Resilience: hbf-lcg

Timeouts

Component	Timeout	Config	Default
Redis microservice response	Configurable	`MICROSERVICE_RESPONSE_TIMEOUT_MILLIS`	5000ms
Redis microservice heartbeat	Configurable	`MICROSERVICE_HEARTBEAT_TIMEOUT_MILLIS`	5000ms
Cisco polling interval	Fixed	Hardcoded	5000ms
Genesys inactive session check	Fixed	Hardcoded	10000ms
Zendesk session expiration	Configurable	`ZENDESK_MONITOR_CONVERSATION_EXPIRATION_SECONDS`	3600s
Genesys inactive expiration	Configurable	`GENESYS_MONITOR_CONVERSATION_EXPIRATION_SECONDS`	3600s
Genesys pending expiration	Configurable	`GENESYS_MONITOR_PENDING_EXPIRATION_SECONDS`	120s

Scenario	Behavior
Leader node failure	Automatic failover via Redis heartbeat. Surviving instances detect missed heartbeat and elect new leader.
Expired sessions	GatewayCleaner (leader-only cron) removes sessions past expiration thresholds. Sessions silently cleaned.
Genesys WebSocket disconnect	GenesysSocketAdapterDistributedService coordinates reconnection across cluster via Redis RPC.
Pending session timeout	Genesys pending sessions not established within 120s are cleaned up.
Redis cache unavailable	Falls back to in-memory cache (configured via `CACHE_REDIS_ENABLE`).

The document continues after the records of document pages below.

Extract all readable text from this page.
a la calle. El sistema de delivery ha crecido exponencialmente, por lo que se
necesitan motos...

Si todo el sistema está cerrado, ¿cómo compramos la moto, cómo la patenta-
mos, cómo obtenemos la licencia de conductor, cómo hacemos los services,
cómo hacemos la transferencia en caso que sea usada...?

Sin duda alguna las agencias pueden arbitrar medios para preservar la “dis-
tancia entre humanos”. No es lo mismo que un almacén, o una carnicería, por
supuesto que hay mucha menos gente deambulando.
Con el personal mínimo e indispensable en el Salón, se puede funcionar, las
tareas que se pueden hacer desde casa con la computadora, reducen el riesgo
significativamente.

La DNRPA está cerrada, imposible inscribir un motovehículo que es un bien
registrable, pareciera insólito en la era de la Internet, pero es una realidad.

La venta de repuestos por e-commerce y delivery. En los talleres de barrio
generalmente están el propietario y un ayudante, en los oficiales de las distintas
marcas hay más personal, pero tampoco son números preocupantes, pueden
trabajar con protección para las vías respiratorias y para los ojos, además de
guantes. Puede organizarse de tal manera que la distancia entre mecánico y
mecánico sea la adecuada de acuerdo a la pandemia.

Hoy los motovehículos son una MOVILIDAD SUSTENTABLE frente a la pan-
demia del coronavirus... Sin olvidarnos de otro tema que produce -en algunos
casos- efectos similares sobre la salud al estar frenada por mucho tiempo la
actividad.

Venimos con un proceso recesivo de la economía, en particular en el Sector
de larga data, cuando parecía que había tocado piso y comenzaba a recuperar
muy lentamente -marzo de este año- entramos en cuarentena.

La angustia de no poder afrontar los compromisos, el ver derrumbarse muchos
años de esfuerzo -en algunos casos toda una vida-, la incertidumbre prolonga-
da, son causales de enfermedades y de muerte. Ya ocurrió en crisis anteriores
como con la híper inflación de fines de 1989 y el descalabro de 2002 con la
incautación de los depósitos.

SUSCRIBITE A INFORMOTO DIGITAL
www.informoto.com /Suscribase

None. No /health endpoint exists.

No explicit retry policies on outbound HTTP calls. HttpClientService wraps Axios with logging but does not retry on failure.

No health endpoint: No way for orchestrators to check service liveness.
No per-call timeouts on polling adapters: Cisco and Zendesk polling adapters have interval timers but no per-request timeout on individual HTTP calls.
No retry cap on Genesys WebSocket reconnection: Reconnection attempts have no maximum limit.
Silent session expiry: Expired sessions are cleaned up without notifying the caller (hbf-bot). The bot may not know a session ended.